In the 1840s, John Manjiro, a native of Kochi, was shipwrecked and rescued at sea by a whaling ship and brought to Fairhaven, MA. He stayed six years, studying English and the culture and technology of America before returning to Japan, where he served as an interpreter of English and of American culture as Japan opened its doors to the West in the mid-1850s.

Mr. Manjiro's efforts to build closer ties between America and Japan through language and culture have been commemorated through a $2.3 million donation to MIT by the government and citizens of Kochi. The gift establishes at MIT the Kochi Prefecture-John Manjiro Professorship in Japanese Language and Culture, and a six-year international exchange program. Japanese is the most popular foreign language studied at MIT. An announcement regarding who will hold the professorship is expected to be made shortly.

The agreement was signed by Kochi Governor Daijiro Hashimoto and MIT President Charles M. Vest in a "good evening/good morning" interactive televised ceremony held at MIT and Kochi Monday night/Tuesday morning. Also attending the MIT television studio ceremony were Professor Philip Khoury, dean of the School of Humanities and Social Science, and Dr. Shigeru Miyagawa, professor of linguistics and Japanese, who served as interpreter.

President Vest said, "The generous support from Kochi will make it possible to expand the Japanese language and culture program at MIT so that we can teach Japanese to many more students. In addition, the agreement enables the development and application of advanced education and research techniques in the teaching of Japanese and English. In many ways, we are using modern technology-and this video broadcast is a good example-to fulfill the dreams of John Manjiro. Manjiro clearly understood the benefits and importance of international cooperation, collaboration and communication."

President Vest noted that the Foreign Language and Literatures section in the Department of Humanities is home to the world's most technologically advanced Japanese language and culture studies. Through the medium of computers, it uses interactive television to give students the sense that they are in Japan, ordering supper in a restaurant or touring a city.

"Programs developed at MIT make it possible for the learner to study natural and spontaneous Japanese language in culturally authentic situations. MIT is able to put on-line these language and culture materials developed at MIT, and acquired from a variety of sources, for people studying Japanese all over the world," Dr. Vest said.

One of the sources of new material will be language specialists in Kochi, who will learn English and help produce Japanese language instructional materials for use by MIT. In addition, MIT will host up to five visiting scholars per year from Kochi for a six-year period.

The Kochi Institute of Technology, now under construction, will enroll its first students in the spring of 1997. MIT will establish an institutional relationship with the 500-undergraduate college, which is headed by a former president of the Tokyo Institute of Technology.

Kochi Prefecture, about 600 kilometers west-southwest of Tokyo, is a mountainous region facing the Pacific Ocean on the island of Shikoku. Geographically, it is the 17th largest of the 47 Japanese prefectures and has a population of 820,000.

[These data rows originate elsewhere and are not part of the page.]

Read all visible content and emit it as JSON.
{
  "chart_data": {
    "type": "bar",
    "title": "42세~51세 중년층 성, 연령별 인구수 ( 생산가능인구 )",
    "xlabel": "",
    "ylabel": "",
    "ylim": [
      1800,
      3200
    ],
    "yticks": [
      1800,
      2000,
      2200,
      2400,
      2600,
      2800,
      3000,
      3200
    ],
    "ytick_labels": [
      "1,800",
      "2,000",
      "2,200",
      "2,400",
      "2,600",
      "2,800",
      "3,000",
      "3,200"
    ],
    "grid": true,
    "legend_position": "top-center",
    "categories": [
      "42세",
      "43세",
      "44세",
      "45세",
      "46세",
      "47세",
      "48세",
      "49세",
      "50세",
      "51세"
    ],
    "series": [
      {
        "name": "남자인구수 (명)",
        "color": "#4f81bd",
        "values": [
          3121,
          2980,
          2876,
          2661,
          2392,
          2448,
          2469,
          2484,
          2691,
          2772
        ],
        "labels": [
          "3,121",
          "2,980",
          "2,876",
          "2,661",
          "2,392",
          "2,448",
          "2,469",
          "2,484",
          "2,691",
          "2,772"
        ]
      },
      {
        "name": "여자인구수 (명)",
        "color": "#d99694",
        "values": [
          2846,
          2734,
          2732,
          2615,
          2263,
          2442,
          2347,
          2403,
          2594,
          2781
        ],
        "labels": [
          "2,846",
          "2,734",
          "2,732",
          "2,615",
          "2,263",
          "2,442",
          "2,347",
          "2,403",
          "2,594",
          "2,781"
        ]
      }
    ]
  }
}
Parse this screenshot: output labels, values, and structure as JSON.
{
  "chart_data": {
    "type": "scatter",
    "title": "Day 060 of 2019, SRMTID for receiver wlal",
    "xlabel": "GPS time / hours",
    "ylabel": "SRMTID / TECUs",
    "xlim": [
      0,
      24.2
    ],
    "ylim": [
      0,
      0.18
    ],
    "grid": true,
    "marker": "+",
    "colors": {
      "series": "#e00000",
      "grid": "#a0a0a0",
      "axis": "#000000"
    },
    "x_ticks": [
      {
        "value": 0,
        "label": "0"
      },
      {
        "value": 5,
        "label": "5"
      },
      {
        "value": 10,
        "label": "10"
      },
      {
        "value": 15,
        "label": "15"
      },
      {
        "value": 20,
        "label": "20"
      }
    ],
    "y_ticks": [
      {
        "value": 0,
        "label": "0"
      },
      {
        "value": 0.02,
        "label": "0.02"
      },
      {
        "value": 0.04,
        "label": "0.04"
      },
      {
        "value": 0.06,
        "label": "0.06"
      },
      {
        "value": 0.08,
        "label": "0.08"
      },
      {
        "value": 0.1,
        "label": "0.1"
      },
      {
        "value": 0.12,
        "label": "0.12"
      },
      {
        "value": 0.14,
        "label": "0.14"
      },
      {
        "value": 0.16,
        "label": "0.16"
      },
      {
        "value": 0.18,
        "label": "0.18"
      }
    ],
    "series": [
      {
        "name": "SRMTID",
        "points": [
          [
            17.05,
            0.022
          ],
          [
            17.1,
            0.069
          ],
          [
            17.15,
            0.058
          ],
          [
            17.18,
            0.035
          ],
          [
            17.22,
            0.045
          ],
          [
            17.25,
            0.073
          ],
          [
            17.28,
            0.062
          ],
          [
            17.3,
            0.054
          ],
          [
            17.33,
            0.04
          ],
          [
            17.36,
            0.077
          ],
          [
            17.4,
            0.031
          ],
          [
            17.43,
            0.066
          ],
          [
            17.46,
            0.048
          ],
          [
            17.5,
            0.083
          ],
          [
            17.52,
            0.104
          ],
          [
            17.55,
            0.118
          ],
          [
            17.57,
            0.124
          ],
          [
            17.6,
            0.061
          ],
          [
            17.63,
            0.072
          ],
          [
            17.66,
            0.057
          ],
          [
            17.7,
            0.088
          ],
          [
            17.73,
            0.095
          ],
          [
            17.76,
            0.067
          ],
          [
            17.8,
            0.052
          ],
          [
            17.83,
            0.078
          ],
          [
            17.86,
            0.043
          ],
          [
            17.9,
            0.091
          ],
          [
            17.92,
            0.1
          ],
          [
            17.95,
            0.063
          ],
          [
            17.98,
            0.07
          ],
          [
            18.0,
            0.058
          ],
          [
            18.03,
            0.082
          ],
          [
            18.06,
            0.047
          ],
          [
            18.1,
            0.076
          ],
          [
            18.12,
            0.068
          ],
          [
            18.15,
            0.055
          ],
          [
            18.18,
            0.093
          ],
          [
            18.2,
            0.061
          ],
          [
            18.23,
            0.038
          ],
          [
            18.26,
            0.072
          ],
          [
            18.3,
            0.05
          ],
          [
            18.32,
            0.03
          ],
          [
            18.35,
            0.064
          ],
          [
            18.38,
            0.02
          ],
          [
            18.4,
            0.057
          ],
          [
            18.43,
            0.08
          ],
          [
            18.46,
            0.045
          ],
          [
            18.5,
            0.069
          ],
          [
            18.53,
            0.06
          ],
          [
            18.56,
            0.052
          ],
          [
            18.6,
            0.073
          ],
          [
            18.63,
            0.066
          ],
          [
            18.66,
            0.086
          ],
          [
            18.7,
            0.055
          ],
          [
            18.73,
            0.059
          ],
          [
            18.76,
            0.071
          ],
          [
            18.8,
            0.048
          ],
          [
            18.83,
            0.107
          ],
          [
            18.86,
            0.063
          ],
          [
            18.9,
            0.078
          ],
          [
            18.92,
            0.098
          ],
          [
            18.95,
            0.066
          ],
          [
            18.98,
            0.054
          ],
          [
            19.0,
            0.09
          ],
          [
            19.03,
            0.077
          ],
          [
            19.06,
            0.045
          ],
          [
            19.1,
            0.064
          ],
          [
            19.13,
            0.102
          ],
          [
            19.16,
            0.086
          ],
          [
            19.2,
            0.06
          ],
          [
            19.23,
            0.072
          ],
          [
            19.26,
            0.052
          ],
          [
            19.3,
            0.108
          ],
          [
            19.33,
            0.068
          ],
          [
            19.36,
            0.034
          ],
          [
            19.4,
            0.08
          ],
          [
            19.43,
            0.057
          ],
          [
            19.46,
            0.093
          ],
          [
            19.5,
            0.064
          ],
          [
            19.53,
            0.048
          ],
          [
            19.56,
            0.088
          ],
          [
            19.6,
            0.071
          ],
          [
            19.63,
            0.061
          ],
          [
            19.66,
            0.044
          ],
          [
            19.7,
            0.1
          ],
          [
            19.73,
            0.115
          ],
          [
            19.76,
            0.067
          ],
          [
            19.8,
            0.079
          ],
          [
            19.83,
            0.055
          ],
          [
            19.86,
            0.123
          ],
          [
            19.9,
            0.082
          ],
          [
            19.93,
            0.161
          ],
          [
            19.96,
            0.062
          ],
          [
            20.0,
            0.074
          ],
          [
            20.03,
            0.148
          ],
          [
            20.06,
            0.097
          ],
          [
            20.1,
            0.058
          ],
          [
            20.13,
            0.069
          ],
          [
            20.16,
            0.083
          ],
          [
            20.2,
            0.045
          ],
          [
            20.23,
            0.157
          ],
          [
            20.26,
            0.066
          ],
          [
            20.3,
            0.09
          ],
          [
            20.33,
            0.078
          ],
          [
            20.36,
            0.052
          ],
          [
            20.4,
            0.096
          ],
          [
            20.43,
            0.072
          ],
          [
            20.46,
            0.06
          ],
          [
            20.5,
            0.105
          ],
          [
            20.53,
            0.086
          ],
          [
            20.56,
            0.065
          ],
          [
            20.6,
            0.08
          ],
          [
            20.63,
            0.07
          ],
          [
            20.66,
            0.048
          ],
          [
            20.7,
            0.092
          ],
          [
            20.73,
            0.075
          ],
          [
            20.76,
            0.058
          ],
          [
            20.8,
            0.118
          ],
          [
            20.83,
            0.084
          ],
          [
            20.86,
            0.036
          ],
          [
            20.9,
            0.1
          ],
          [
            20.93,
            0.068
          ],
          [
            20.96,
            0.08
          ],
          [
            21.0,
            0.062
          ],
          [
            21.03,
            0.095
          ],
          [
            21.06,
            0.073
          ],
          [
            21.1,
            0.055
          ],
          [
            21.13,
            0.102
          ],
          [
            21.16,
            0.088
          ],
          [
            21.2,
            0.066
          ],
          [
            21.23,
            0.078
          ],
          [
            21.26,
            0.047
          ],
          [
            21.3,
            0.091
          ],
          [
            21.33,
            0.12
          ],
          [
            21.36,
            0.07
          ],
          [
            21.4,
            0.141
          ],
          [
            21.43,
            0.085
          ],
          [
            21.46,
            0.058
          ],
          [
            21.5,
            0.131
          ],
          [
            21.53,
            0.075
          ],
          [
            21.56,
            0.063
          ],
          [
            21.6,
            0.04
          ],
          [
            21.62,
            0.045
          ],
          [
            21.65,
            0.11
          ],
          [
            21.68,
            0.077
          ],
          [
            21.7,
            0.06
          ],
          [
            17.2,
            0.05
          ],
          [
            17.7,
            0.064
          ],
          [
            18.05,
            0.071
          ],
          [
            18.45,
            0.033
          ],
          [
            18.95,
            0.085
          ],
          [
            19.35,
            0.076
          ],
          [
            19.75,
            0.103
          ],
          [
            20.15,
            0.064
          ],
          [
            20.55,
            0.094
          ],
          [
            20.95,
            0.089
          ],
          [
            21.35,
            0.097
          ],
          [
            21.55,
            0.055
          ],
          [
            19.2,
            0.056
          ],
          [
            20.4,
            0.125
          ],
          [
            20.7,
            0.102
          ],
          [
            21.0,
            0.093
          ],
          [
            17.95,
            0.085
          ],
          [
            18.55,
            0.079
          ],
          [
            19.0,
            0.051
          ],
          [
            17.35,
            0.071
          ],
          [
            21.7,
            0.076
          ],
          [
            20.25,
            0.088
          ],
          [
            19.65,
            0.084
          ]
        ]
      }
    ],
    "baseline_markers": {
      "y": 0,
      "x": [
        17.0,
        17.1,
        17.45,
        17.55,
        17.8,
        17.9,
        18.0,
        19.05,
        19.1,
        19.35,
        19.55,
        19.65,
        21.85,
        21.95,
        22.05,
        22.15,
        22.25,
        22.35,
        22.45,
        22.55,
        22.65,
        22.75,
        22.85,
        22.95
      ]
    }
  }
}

Dean Khoury expressed delight with the agreement, which was first proposed by MIT in 1993. "This is the first endowed professorial chair in foreign languages for the School of Humanities and Social Science. The fact that it is in international media studies, establishes an international exchange program and is with a state government of another nation enhances the unique advantages it will bring to MIT and to Kochi."

A version of this article appeared in MIT Tech Talk on May 17, 1995.